The McCain campaign already has an ad out hammering Obama for his "lipstick on a pig" comment that many people, including my own co-author Melissa Clouthier, believe was deliberately aimed at Palin,
Whether it was intentional or unintentional, this was a huge screw-up by Obama for three reasons.
#1) Judging by the reaction, his own crowd seemed to think it was a gibe at Palin.
#2) A lot of other people genuinely think it was a subtle shot at Palin. (Prediction: The Left, being the Left, will take this meme and run with it.)
#3) It allows Obama to now be directly tied to the wave of disgusting, sexist attacks coming from the Left right now.

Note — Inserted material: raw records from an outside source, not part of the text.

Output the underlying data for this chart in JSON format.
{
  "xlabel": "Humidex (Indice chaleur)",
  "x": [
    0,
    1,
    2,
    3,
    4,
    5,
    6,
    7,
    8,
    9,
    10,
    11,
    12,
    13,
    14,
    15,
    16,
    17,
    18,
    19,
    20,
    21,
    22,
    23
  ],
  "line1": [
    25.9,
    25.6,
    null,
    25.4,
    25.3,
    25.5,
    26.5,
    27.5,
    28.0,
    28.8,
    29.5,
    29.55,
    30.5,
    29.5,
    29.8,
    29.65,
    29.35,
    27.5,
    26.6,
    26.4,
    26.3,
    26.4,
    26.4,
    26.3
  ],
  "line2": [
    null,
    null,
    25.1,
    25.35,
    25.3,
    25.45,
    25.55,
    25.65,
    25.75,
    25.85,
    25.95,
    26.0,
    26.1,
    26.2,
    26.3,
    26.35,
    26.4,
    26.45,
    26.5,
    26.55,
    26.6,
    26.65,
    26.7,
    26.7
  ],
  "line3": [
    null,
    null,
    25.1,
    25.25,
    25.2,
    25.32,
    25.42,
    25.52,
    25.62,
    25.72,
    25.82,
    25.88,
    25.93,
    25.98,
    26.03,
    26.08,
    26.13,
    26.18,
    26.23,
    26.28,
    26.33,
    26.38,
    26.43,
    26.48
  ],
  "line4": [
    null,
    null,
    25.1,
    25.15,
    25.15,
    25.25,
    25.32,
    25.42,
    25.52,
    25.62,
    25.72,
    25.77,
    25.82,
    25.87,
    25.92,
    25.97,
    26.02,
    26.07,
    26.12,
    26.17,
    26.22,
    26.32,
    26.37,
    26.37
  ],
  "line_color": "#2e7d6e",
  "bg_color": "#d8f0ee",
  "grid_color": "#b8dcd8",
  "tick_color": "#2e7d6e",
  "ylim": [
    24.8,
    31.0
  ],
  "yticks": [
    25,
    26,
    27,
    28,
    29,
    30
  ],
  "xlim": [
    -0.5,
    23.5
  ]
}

Additionally, whether he meant it or not, his comment is fair game just as McCain's "100 years" and McCain's "houses" comment were fair game for Obama. After pouncing on those rather minor slip-ups, Obama doesn't really have much room to complain about McCain playing the exact same game with him -- plus, he may have actually meant what he said about Palin.
That being said, I think it was just probably -- but not definitely -- another screw-up from the human gaffe machine. Keep in mind this is the same guy who popped off the "57 states" quip and spoke of "my Muslim faith" among many, many other errors.
This is a guy who says something dumb every other few days if he's off a teleprompter, so that's PROBABLY the case here, too. Yes, you can make a case that his remark was intentional, especially with all the sexism coming from the Left these days and his campaign's weird focus on Palin, but it probably wasn't.
Update #1: Here's an email I received today from one of Obama's fans that #1) doesn't know the bikini pic I debunked isn't Sarah Palin and #2) does apparently think Bambi was referring to Palin,
John...Wouldn't you agree that a woman who is a Governor and mother while posing in a bikini holding a gun, allows her picture to be taken and shown on the internet, is a pig? Didn't Governor Palin open the door for her own ridicule when she referred to herself as a "pit bull with lipstick"? And once one side introduces comments in public, an opponent is allowed to use those comments to illustrate their point?
"You can put lipstick on a pig," Obama said during a campaign stop. "It's still a pig. You can wrap an old fish in a piece of paper called change. It's still going to stink after eight years."